“Com’è possibile che due ragazzi in bicicletta siano investiti e uccisi e non venga nemmeno fatto un processo? Si sarebbe dovuto tenere anche se l’auto fosse andata a cinquanta all’ora. Per sette anni e mezzo non ci hanno ascoltato. Ma adesso abbiamo la prova e una sentenza: viaggiava a novanta chilometri all’ora”. Canzio Ravasi, milanese residente a Cermes, in Alto Adige, è un padre che non sa darsi pace. Non solo per la morte della figlia Stefanie, travolta da una Volkswagen a 21 anni nel 2016, ma per l’impossibilità di avere giustizia. Ha impugnato per due volte le archiviazioni, ha denunciato senza esito per presunti depistaggi i vigili urbani, nel 2020 si è perfino incatenato davanti al Tribunale di Milano: “Sono un padre disperato”, aveva detto. Qualche settimana fa ha scritto a ilfattoquotidiano.it. Pagina dopo pagina, verbale dopo verbale, ha ripercorso le stazioni della sua via crucis umana e giudiziaria, ripetendo una domanda: con due ragazzi morti in quel modo, perché non si è tenuto nemmeno un giudizio per accertare le responsabilità? I dubbi su un’inchiesta datata potevano sembrare i fantasmi di un genitore che non sa rassegnarsi al lutto. Ma quest’anno, finalmente, una sentenza gli ha dato ragione: le motivazioni della sentenza civile per danni hanno confermato ciò che Ravasi ha sempre sostenuto, cioè che l’auto responsabile della morte di sua figlia viaggiasse ben oltre il limite di velocità di cinquanta chilometri orari previsto nei centri urbani. L’inchiesta penale, invece – senza una perizia d’ufficio – si era conclusa con un perentorio “la notizia di reato deve essere valutata come infondata”, cioè la magistratura aveva chiesto e ottenuto l’archiviazione.

Stefanie Ravasi

L’incidente – Il 1° ottobre 2016, poco dopo mezzanotte, tre ragazzi in sella a due biciclette si immettono su via Nazionale a Sinigo di Merano (Bolzano). David Pirhofer, 31 anni, e Stefanie Ravasi sono insieme su una city bike: lei è seduta sul portapacchi. Il fidanzato della ragazza, invece, è su una mountain bike. Nello stesso momento, sul rettilineo arriva una Volkswagen Lupo guidata da un diciottenne, patentato da appena tre settimane.

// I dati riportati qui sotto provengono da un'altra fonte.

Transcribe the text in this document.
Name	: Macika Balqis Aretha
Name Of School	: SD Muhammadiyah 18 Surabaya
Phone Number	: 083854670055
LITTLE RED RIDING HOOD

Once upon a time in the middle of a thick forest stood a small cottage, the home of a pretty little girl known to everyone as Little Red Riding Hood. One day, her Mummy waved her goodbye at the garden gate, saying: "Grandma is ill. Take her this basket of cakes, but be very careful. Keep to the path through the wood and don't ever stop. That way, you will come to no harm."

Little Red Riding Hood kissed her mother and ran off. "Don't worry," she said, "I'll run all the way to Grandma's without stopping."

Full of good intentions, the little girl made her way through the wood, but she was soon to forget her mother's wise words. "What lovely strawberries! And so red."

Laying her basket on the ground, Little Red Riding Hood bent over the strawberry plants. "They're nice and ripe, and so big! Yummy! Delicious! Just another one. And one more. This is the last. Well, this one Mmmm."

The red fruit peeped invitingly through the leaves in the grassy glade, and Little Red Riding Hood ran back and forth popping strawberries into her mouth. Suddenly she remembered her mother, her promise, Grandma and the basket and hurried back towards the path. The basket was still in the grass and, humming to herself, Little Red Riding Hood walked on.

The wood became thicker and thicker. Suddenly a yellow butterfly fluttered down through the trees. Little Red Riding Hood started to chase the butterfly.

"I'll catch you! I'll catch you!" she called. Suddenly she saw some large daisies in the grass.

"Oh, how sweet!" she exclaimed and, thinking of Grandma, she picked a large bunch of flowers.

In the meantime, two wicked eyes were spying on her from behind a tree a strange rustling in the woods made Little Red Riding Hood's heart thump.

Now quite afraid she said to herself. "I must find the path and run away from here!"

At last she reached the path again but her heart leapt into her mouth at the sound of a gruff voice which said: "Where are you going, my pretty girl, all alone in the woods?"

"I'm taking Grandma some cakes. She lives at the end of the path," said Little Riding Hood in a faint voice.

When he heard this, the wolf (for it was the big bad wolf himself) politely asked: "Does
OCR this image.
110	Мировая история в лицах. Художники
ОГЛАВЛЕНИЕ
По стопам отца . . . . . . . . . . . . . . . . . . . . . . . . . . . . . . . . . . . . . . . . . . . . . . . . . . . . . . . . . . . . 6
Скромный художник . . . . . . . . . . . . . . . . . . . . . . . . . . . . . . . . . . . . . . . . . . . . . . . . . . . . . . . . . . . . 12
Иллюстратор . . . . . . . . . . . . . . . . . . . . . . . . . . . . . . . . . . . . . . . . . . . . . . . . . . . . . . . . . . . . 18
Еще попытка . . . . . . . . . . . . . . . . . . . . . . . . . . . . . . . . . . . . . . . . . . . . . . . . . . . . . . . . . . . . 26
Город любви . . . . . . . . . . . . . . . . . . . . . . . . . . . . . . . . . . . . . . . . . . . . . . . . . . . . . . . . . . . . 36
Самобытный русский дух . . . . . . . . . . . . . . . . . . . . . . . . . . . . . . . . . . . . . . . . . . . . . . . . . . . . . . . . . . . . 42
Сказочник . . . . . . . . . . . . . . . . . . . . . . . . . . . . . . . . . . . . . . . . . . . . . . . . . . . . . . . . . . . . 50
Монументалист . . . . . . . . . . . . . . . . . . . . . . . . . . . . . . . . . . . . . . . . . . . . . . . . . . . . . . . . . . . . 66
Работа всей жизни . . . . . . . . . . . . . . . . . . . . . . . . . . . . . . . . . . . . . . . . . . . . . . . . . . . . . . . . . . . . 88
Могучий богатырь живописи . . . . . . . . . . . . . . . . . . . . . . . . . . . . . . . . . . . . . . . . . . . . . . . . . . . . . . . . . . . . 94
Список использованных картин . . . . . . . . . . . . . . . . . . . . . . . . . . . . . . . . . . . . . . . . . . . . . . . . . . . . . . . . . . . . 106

L’amica seduta al suo fianco si accorge delle bici e urla: “Ciclisti!”. L’impatto è violentissimo, Stefanie e David vengono scaraventati in aria per decine di metri. Il guidatore non li ha visti, infatti sull’asfalto non ci sono segni di frenata. Il fidanzato, sotto choc, abbandona la bici e fugge. Inutili i soccorsi. La giovane spira mentre cercano di rianimarla. I vigili urbani effettuano i rilievi.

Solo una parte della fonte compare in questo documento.